Sepp Blatter, FIFA president, was speaking at a two-day sports conference in Austria when he said that Fifa ‘still has time’ to discuss moving the dates of the tournament.
“The executive committee will certainly follow my proposal. Then we will have dealt with the topic for good,” said Blatter, quoted by AFP subsidiary, SID, in Austria.
“The World Cup must be a festival of the people. But for it to be such a festival, you can’t play football in the summer.
“You can cool down the stadiums but you can’t cool down the whole country and you can’t simply cool down the ambience of a World Cup. The players must be able to play in the best conditions to play a good World Cup.”
Temperatures in Qatar and the surrounding GCC countries can top 50 degrees Celsius in the height of summer; the precise timeframe the 2022 World Cup is scheduled for.
Having previously rebuffed suggestions that staging a world event in the heat of a Middle Eastern summer would be dangerous for players and fans alike, a recent trip to Jordan and the Palestinian Territories has seemed to change Blatter’s mind.
A switch to a winter competition would cause major disruption to several domestic football leagues, with many European sides historically playing during the period.
“There has been a fresh medical investigation into what it would be like to play football there in the summer and we have to take into account the health, not of the spectators, but of the players,” he said.
“We have to have the courage – that is Fifa’s executive committee – to play this World Cup in the winter and to start to work out now what impact this will have on the international calendar.
“It would only be for one year, afterwards you’d be back to the normal routine. But I will advocate that.”

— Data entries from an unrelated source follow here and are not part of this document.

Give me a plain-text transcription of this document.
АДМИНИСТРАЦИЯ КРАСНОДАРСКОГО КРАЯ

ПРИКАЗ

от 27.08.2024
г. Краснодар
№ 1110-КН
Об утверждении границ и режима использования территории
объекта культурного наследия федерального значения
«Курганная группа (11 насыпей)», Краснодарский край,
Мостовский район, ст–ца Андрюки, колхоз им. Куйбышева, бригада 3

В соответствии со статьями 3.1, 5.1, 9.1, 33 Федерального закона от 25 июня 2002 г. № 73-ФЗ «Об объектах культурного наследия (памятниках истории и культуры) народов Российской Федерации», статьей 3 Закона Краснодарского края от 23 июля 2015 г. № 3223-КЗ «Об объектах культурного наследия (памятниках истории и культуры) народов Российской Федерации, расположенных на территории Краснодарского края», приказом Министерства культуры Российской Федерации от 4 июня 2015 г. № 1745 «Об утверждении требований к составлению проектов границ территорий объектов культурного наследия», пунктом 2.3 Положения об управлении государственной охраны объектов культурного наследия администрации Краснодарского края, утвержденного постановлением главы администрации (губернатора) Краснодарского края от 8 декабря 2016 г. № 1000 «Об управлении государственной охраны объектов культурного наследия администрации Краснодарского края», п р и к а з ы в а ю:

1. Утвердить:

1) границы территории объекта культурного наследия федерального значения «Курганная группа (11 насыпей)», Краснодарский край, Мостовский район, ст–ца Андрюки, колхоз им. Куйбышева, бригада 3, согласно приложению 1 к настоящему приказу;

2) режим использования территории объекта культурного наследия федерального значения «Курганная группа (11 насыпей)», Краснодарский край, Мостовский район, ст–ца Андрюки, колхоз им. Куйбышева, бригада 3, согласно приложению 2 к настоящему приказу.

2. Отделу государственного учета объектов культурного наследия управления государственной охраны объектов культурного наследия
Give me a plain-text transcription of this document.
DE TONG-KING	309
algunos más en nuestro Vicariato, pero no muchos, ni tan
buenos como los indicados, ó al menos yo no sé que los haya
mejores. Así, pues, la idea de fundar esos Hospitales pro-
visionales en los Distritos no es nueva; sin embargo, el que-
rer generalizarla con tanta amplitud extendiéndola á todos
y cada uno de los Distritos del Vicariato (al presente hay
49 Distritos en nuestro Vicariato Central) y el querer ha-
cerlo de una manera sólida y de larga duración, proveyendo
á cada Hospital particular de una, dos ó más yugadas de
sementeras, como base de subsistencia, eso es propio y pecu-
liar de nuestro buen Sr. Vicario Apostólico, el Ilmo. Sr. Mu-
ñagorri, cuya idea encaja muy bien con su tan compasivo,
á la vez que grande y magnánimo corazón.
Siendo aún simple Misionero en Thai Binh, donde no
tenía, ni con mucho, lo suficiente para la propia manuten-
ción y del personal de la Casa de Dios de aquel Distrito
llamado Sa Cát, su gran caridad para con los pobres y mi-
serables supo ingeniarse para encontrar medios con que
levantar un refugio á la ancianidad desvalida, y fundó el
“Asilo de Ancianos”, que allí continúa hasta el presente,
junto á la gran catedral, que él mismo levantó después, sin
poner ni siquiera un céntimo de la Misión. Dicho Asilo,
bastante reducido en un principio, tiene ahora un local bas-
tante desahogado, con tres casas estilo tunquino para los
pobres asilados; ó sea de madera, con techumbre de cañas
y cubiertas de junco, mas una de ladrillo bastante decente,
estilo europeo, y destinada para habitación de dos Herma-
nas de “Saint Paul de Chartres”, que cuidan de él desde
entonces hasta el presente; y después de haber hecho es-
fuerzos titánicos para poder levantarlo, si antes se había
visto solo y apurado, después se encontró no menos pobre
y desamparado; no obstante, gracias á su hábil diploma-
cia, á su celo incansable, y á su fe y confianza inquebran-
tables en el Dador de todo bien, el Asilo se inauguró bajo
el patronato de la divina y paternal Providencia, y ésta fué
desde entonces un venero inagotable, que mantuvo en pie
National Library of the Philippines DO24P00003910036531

Qatar has said it plans to invest around Dhs371 billion ($101 billion) on infrastructure projects, including air-conditioned stadiums.
Hassan Al-Thawadi, head of Qatar’s organising committee, spoke to the conference via satellite link: “If it’s a wish of the football community to have the World Cup in winter, then we are open to that.”
Blatter is expected to raise the proposed move at an executive committee meeting in October.
Qatar beat off rival bids from South Korea, Japan, Australia and the United States to win the ballot for the right to host the 2022 World Cup.